A dual G4-533, for example, is a dual 7410-533. A G4-733 is a 7450-733.
The 7410 can perform 3 double-precision floating-point operations every 4 cycles, with a latency of 3 cycles. After floating-point operations occur on 3 successive cycles, a floating-point operation on the next cycle will stall. An operation is one of the following:
r2 = r0 + r1; /* gcc notation: fadd r2,r0,r1 */ r2 = r0 - r1; /* fsub r2,r0,r1 */ r2 = r0 * r1; /* fmul r2,r0,r1 */ r3 = r0 * r1 + r2; /* fmadd r3,r0,r1,r2 */ r3 = r0 * r1 - r2; /* fmsub r3,r0,r1,r2 */ r3 = -(r0 * r1 + r2); /* fnmadd r3,r0,r1,r2 */ r3 = -(r0 * r1 - r2); /* fnmsub r3,r0,r1,r2 */The 7410 can also load or store one double-precision floating-point register every cycle, with a latency of 2 cycles.
Although the 7410 is nominally an out-of-order chip, it performs all floating-point operations in order, with an extremely short instruction queue. So it's essential to schedule straight-line floating-point code as if this were an in-order chip. Good floating-point code for the 7410 is similar to good floating-point code for the UltraSPARC.
(The UltraSPARC has the advantage of being able to perform an independent multiplication and addition every cycle. The 7410 has the slight advantage that a multiply-add has latency 3/3/3 from the three inputs instead of 6/6/3. Both chips appear to do a reasonably good job with out-of-order stores.)
The 7450 can perform 4 double-precision floating-point operations every 5 cycles, with a latency of 5 cycles. The 7450 can also load or store one double-precision floating-point register every cycle, with a latency of 4 cycles. (The latency for integer loads is 3 cycles.)
I'm now scheduling PowerPC floating-point code with at most 3 floating-point operations in a row, with an operation latency of 5 cycles, and with a load latency of 4 cycles. The resulting code should run well on both the 7410 and the 7450.
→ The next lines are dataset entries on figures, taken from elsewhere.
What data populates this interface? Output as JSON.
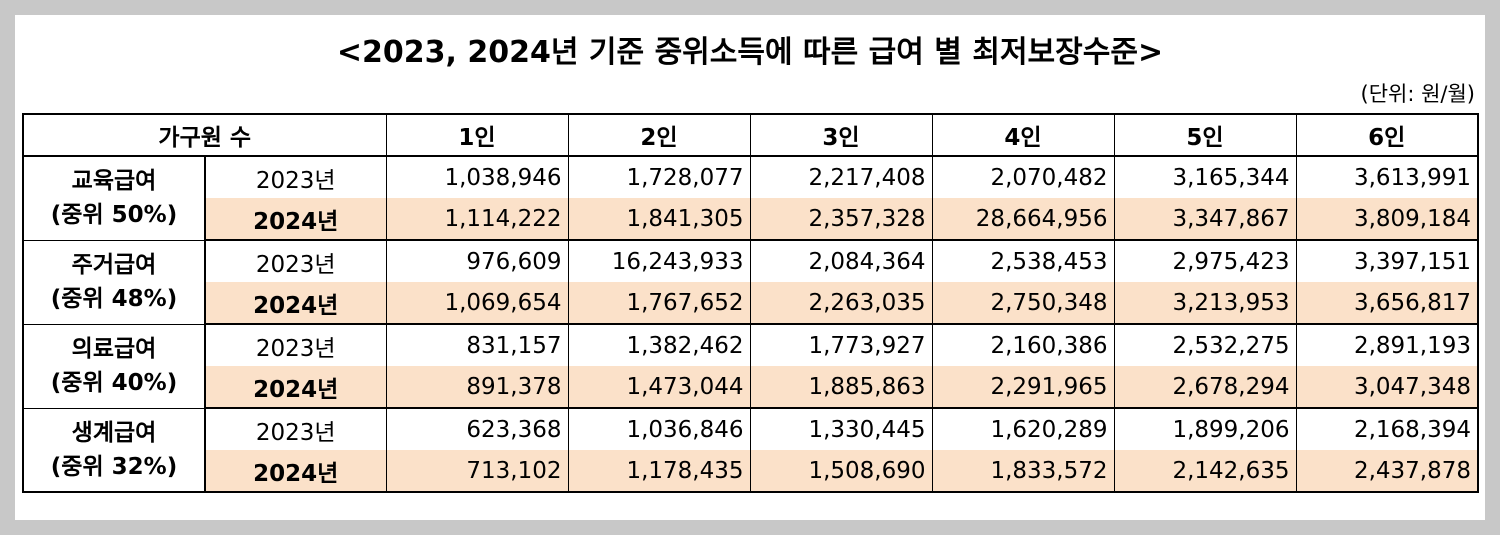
{
  "title": "<2023, 2024년 기준 중위소득에 따른 급여 별 최저보장수준>",
  "unit": "(단위: 원/월)",
  "header": {
    "household": "가구원 수",
    "sizes": [
      "1인",
      "2인",
      "3인",
      "4인",
      "5인",
      "6인"
    ]
  },
  "groups": [
    {
      "name": "교육급여",
      "median": "(중위 50%)",
      "rows": [
        {
          "year": "2023년",
          "values": [
            "1,038,946",
            "1,728,077",
            "2,217,408",
            "2,070,482",
            "3,165,344",
            "3,613,991"
          ]
        },
        {
          "year": "2024년",
          "values": [
            "1,114,222",
            "1,841,305",
            "2,357,328",
            "28,664,956",
            "3,347,867",
            "3,809,184"
          ]
        }
      ]
    },
    {
      "name": "주거급여",
      "median": "(중위 48%)",
      "rows": [
        {
          "year": "2023년",
          "values": [
            "976,609",
            "16,243,933",
            "2,084,364",
            "2,538,453",
            "2,975,423",
            "3,397,151"
          ]
        },
        {
          "year": "2024년",
          "values": [
            "1,069,654",
            "1,767,652",
            "2,263,035",
            "2,750,348",
            "3,213,953",
            "3,656,817"
          ]
        }
      ]
    },
    {
      "name": "의료급여",
      "median": "(중위 40%)",
      "rows": [
        {
          "year": "2023년",
          "values": [
            "831,157",
            "1,382,462",
            "1,773,927",
            "2,160,386",
            "2,532,275",
            "2,891,193"
          ]
        },
        {
          "year": "2024년",
          "values": [
            "891,378",
            "1,473,044",
            "1,885,863",
            "2,291,965",
            "2,678,294",
            "3,047,348"
          ]
        }
      ]
    },
    {
      "name": "생계급여",
      "median": "(중위 32%)",
      "rows": [
        {
          "year": "2023년",
          "values": [
            "623,368",
            "1,036,846",
            "1,330,445",
            "1,620,289",
            "1,899,206",
            "2,168,394"
          ]
        },
        {
          "year": "2024년",
          "values": [
            "713,102",
            "1,178,435",
            "1,508,690",
            "1,833,572",
            "2,142,635",
            "2,437,878"
          ]
        }
      ]
    }
  ],
  "colors": {
    "highlight_2024": "#fbe1c9",
    "background": "#c8c8c8"
  }
}
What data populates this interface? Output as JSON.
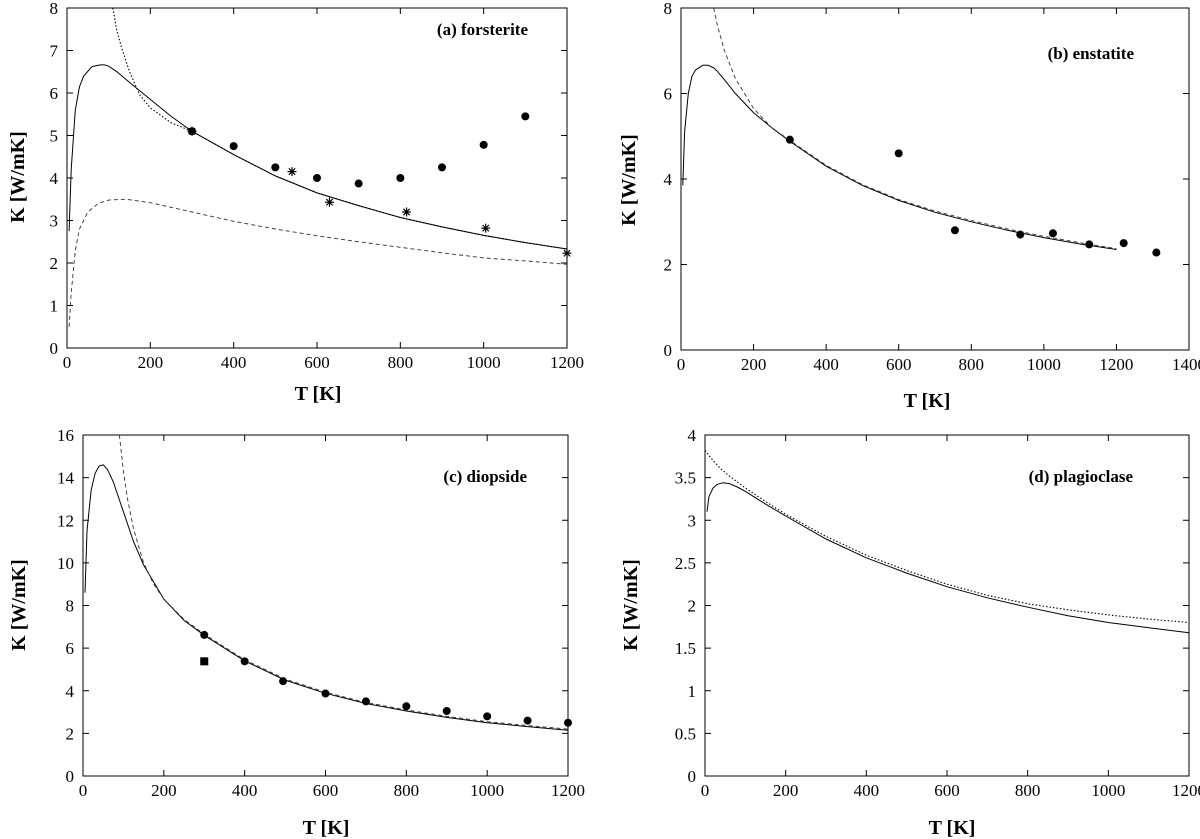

Misalignment of double-precision variables. MacOS X uses 4-byte alignment, not 8-byte alignment, for double. Aargh! This is true even for static variables, where there's no excuse for using anything smaller than natural alignment.
Fortunately, MacOS X uses 8-byte alignment for a struct containing a double, and the MacOS X assembler and linker preserve the alignment. So you can replace
static double x; static double y[2];with
static struct { double x; double y[2]; } sometimesgccreallyannoysme; #define x sometimesgccreallyannoysme.x #define y sometimesgccreallyannoysme.yto align variables properly. Add long long pad; to the end of the struct and you'll even get correct alignment under AIX.
Painfully slow function calls. Apparently the MacOS X calling convention specifies a huge number of callee-save floating-point registers, f14 through f31. A function using all 32 floating-point registers for 200 cycles will waste another 40 cycles calling saveFP and restFP. Aargh!
The compiler should automatically use caller-save for inline-able functions, with interprocedural analysis to see which registers actually have to be saved.
Deferred multiplications. On most architectures, gcc's -O1 optimization level is the do-what-I-told-you-to-do level. On the PowerPC, gcc -O1 moves floating-point multiplications as late in the code as possible, because it's searching for opportunities to use instructions such as fmadd.
Fortunately, gcc's inline asm is powerful enough to define a multiply-these-variables-now macro.
The PowerPC 604 and above can use PMC1 as a cycle counter. Something like
asm("li %0,64;mtspr MMCR0,%0;mfspr %0,PMC1","=r"(t))will tell PMC1 to count cycles and will put the current value of PMC1 into t. Unfortunately, this instruction is usable only by the kernel.